After all, this has happened before. All the giants – AstraZenecaBristol-Myers SquibbMerck, Eli LillyPfizer – have been investigated for bribery. One of the most notorious episodes of misconduct involved Merck’s anti-inflammatory drug Vioxx, withdrawn in 2004 after the company persistently played down its risk of causing cardiovascular problems. History suggests that GSK’s chief executive Andrew Witty’sassurances that lessons have been learnt are meaningless.

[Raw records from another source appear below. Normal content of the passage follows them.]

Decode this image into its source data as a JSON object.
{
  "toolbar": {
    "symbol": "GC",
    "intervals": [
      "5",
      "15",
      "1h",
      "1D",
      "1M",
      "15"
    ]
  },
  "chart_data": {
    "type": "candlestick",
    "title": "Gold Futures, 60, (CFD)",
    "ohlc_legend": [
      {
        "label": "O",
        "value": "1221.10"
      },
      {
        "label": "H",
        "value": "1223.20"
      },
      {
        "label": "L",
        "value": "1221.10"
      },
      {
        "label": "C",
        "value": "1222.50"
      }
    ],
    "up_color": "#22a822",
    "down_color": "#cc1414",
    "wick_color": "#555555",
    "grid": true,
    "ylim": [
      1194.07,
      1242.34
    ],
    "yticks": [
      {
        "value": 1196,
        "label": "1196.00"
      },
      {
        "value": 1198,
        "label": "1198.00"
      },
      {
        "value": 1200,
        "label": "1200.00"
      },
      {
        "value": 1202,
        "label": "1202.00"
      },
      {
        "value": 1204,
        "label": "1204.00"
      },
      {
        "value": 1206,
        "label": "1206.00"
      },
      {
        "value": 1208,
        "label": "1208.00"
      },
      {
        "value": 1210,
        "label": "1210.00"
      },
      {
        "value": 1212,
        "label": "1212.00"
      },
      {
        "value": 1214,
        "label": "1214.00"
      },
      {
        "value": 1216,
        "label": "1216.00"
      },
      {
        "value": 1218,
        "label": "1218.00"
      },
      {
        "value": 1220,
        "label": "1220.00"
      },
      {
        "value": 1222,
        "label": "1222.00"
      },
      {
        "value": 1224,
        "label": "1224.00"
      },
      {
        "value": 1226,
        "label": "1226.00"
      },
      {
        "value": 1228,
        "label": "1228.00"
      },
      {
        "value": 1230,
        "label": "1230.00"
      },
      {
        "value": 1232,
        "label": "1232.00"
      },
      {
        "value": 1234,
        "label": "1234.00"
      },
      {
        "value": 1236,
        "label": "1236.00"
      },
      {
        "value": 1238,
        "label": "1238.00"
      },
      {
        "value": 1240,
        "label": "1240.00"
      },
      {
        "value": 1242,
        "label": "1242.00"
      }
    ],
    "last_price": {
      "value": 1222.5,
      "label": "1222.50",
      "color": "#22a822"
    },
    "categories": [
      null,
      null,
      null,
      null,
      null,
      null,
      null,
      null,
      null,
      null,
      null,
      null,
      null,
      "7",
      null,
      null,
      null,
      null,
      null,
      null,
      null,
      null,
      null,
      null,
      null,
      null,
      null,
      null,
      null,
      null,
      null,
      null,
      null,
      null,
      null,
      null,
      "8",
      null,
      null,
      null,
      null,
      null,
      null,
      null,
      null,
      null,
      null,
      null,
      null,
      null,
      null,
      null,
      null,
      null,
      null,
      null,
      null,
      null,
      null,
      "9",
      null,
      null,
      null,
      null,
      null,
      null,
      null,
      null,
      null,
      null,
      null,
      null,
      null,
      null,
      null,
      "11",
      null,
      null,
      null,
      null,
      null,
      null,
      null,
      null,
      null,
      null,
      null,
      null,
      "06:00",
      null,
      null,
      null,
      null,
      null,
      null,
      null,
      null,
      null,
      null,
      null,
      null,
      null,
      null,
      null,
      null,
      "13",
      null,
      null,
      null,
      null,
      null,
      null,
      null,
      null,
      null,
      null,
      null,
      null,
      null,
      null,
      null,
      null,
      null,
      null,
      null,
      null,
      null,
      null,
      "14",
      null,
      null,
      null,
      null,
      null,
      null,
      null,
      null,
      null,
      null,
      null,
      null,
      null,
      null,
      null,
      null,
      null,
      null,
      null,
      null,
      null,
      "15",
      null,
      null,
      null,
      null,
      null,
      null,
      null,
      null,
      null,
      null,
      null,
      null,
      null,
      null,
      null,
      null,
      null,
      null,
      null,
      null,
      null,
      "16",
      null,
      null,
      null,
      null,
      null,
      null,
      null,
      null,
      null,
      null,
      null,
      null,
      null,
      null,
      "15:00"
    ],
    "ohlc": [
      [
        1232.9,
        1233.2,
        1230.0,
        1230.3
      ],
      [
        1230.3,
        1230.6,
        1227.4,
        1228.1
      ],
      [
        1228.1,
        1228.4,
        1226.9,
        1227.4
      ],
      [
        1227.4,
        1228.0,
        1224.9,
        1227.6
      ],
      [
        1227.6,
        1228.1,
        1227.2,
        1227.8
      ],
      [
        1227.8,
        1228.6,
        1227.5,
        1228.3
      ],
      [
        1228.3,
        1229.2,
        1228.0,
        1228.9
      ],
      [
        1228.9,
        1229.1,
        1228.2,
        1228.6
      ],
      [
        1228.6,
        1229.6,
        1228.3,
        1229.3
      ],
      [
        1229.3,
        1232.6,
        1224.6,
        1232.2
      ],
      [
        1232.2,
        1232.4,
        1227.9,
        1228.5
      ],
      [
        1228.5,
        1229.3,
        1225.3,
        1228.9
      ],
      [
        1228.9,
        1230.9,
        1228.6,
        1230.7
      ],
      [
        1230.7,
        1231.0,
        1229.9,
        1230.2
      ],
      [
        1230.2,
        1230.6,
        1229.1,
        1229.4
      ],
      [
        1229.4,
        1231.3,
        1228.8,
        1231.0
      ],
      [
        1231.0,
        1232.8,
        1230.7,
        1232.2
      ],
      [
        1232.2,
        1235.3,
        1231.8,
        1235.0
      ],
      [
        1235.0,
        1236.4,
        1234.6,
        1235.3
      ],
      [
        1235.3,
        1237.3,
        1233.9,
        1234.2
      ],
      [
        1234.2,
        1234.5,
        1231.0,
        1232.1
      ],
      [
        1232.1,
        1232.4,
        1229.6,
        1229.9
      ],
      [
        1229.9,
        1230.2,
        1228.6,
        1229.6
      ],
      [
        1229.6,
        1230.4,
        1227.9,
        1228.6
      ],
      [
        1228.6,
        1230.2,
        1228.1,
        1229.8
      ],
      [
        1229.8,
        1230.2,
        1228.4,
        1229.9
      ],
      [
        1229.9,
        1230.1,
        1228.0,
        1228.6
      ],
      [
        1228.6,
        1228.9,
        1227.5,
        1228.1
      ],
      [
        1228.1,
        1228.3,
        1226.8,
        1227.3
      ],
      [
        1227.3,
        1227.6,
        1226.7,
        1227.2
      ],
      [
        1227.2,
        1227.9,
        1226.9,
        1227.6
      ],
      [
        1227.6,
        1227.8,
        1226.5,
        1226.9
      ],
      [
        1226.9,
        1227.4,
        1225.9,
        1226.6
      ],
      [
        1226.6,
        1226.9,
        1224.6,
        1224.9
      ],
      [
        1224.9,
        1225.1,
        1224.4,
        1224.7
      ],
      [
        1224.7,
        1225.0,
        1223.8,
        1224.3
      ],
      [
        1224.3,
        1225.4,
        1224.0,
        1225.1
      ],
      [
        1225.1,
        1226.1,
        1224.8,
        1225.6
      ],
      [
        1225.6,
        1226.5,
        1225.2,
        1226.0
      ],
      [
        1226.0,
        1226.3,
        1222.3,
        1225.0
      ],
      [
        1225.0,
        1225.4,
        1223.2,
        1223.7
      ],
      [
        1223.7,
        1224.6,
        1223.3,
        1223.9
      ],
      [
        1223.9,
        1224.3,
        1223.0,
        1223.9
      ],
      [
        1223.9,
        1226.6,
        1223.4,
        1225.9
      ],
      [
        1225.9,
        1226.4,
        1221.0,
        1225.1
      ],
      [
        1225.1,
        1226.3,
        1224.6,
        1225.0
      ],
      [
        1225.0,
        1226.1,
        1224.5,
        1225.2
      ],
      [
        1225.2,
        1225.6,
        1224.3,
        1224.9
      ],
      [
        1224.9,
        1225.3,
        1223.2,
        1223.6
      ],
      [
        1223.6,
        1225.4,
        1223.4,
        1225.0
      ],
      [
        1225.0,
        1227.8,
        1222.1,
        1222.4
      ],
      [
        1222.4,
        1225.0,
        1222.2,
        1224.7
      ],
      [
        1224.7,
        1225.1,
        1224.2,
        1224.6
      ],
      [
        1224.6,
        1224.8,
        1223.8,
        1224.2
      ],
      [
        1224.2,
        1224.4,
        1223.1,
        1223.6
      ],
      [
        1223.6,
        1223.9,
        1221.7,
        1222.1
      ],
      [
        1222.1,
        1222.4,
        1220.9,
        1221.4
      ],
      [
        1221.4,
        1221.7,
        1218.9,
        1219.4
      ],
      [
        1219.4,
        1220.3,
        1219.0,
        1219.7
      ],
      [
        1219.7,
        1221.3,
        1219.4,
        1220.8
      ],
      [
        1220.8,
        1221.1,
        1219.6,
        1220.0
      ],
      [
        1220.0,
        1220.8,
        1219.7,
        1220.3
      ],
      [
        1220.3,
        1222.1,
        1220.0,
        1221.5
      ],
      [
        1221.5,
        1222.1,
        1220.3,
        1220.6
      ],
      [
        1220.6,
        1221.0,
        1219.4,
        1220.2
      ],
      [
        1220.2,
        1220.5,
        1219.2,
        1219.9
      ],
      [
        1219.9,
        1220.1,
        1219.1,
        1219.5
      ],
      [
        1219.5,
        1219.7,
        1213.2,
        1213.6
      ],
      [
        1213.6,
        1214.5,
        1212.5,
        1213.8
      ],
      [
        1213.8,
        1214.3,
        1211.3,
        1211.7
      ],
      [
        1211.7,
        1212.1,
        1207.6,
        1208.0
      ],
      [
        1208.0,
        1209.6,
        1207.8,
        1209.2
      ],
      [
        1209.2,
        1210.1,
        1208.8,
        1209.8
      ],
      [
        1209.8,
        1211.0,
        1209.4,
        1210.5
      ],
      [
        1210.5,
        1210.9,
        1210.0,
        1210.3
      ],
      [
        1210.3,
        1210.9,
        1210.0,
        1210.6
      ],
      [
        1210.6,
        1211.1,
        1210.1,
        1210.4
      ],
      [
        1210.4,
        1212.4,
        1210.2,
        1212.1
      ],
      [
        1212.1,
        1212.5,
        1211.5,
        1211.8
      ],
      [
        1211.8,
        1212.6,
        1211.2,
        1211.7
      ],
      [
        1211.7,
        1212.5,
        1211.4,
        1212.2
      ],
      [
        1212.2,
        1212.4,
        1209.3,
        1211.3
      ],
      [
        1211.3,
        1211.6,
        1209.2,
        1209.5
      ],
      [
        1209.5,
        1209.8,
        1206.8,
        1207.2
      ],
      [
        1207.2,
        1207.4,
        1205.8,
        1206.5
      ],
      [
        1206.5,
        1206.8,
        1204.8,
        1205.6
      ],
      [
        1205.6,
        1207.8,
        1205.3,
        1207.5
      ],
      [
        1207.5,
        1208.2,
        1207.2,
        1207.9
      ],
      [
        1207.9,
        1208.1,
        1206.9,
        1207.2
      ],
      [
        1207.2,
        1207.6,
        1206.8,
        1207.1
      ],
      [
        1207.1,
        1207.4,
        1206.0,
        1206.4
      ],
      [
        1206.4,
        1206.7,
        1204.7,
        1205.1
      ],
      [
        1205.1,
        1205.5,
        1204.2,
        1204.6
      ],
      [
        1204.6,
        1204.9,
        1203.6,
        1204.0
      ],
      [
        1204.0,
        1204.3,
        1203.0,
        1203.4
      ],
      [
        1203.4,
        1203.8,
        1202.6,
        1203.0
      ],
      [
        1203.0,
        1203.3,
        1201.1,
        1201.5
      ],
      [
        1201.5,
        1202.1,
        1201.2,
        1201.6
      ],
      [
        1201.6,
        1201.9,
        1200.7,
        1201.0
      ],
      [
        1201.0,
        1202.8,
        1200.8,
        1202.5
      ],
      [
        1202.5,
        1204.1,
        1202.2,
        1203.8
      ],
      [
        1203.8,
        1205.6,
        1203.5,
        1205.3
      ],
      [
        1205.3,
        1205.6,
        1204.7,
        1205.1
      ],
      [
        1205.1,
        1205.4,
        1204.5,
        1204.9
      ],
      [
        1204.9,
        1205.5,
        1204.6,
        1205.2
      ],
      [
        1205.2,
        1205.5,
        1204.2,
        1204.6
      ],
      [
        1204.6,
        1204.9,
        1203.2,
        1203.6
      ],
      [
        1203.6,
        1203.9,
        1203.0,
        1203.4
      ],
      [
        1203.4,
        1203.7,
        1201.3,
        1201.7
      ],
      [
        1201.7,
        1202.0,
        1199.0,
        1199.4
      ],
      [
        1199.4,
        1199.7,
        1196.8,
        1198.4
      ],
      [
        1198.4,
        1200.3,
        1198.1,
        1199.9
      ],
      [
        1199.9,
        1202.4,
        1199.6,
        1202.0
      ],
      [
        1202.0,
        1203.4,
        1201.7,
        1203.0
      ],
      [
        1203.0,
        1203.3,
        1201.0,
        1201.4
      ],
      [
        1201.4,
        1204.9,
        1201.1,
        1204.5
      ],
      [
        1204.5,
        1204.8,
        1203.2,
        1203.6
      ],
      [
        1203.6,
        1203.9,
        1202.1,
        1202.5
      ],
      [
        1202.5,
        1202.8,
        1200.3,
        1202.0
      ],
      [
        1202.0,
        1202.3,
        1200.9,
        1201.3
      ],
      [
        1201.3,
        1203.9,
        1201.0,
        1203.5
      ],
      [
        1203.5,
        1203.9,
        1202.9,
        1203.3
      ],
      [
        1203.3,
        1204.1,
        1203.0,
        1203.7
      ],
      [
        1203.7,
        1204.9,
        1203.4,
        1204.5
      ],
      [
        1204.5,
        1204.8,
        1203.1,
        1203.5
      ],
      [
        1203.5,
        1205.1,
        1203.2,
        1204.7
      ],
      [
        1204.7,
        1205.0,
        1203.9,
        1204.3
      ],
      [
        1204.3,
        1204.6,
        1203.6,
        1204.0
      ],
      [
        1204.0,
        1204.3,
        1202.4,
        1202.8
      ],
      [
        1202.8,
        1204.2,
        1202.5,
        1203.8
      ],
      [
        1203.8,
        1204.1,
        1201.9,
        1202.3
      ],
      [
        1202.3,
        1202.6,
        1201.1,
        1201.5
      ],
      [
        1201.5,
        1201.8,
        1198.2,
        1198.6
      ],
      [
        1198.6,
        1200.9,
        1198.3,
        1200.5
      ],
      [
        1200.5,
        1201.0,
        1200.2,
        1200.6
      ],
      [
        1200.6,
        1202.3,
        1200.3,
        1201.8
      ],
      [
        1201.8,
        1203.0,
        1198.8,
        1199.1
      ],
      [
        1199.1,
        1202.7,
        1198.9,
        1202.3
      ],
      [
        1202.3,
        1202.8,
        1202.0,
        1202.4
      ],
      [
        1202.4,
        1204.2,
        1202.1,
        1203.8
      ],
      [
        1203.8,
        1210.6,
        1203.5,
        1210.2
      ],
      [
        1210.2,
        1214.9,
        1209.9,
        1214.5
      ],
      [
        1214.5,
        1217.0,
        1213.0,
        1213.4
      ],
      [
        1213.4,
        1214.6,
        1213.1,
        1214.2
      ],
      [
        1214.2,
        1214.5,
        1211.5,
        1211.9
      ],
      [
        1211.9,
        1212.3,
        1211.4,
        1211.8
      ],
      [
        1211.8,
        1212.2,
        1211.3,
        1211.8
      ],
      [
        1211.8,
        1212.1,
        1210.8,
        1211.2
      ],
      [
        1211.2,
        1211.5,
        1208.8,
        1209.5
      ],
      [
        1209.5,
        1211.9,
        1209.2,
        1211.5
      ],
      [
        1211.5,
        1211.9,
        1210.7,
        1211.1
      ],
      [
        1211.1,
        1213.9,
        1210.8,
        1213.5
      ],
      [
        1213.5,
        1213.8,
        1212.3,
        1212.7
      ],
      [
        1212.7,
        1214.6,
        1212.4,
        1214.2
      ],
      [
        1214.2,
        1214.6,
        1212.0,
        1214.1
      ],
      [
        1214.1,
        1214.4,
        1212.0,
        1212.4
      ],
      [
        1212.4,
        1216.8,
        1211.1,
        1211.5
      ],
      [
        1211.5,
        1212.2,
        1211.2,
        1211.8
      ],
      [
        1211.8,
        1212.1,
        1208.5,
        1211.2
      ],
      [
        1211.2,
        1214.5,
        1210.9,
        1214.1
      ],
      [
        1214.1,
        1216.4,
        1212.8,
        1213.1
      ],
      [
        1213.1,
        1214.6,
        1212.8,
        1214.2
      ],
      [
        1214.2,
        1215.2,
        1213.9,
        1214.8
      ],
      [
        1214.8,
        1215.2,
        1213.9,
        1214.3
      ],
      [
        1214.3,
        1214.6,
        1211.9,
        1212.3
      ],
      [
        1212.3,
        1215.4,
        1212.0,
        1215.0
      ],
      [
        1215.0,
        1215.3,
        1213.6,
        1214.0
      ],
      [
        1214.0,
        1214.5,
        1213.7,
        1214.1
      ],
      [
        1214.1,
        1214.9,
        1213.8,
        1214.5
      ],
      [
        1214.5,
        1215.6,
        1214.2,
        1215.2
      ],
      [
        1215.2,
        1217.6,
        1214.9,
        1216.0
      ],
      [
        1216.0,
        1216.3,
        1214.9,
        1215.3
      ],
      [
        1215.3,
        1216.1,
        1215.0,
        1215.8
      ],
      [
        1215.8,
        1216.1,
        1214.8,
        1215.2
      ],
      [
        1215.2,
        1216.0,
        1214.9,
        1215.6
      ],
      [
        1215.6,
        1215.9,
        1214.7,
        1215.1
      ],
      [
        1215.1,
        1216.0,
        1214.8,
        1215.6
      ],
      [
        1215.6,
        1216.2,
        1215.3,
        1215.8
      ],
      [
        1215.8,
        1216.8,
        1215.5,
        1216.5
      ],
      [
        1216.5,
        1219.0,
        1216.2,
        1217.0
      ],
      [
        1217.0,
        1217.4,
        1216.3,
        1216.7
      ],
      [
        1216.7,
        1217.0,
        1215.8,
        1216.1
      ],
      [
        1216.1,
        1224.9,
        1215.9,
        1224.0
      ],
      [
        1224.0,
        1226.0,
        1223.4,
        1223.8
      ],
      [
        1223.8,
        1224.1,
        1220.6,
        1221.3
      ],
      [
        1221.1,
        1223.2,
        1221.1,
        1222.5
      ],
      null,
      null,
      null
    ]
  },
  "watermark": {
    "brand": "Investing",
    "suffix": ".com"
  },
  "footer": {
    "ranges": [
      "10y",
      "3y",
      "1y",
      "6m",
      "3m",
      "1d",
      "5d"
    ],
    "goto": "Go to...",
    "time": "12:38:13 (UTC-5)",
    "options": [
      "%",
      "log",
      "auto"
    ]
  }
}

As with the banking scandals, GSK’s downfall is partly a failure of management – those at the top (some of the malpractice predates Witty’s incumbency) weren’t watching. It’s partly a failure of culture: the jollies and bribes came to seem normal, ethically unproblematic, even an entitlement, to both the donors and recipients.

And it’s partly a failure of regulation. The US Food and Drugs Administration has seemed at times not just toothless but actually collusive. Meanwhile, some American academics, having enjoyed Big Pharma’s kickbacks for decades, are now shrieking about the Physician Payments Sunshine Act – a part of the ObamaCare package that would make it mandatory for physicians to declare any perks or payments received from drug companies greater than $10, whether as speaker fees, theatre tickets or Hawaiian holidays. The protesters claim they will drown in bureaucracy. Harvard physician Thomas Stossel claimed in the Wall Street Journal that the backhanders don’t harm patients. The GSK ruling shows otherwise. In reality they will be forced to reveal how much these things supplement their already healthy income.

But the problems are still deeper. You don’t have to be an anti-capitalist to admit the inadequacies of relying solely on market forces for our drugs – not least for those that, being urgently needed mostly by poor countries, will never turn a profit.

Incentives for Global Health, a non-profit organisation at Yale University, has argued the case for a global, public sector drug development agency, funded for example by a Tobin tax. In the unlikely event that our leaders should dare to demand such genuine recompense for the moral bankruptcy of the financial world, there would be few better uses for it – and freedom from the corrupting influence of the profit margin adds another argument to this already compelling case.

One way or another, some rethinking of how drugs are discovered, developed, sold and used is needed, before the noble art of medicine comes to look more like Mr Wormwood selling a dodgy motor for whatever he can get away with.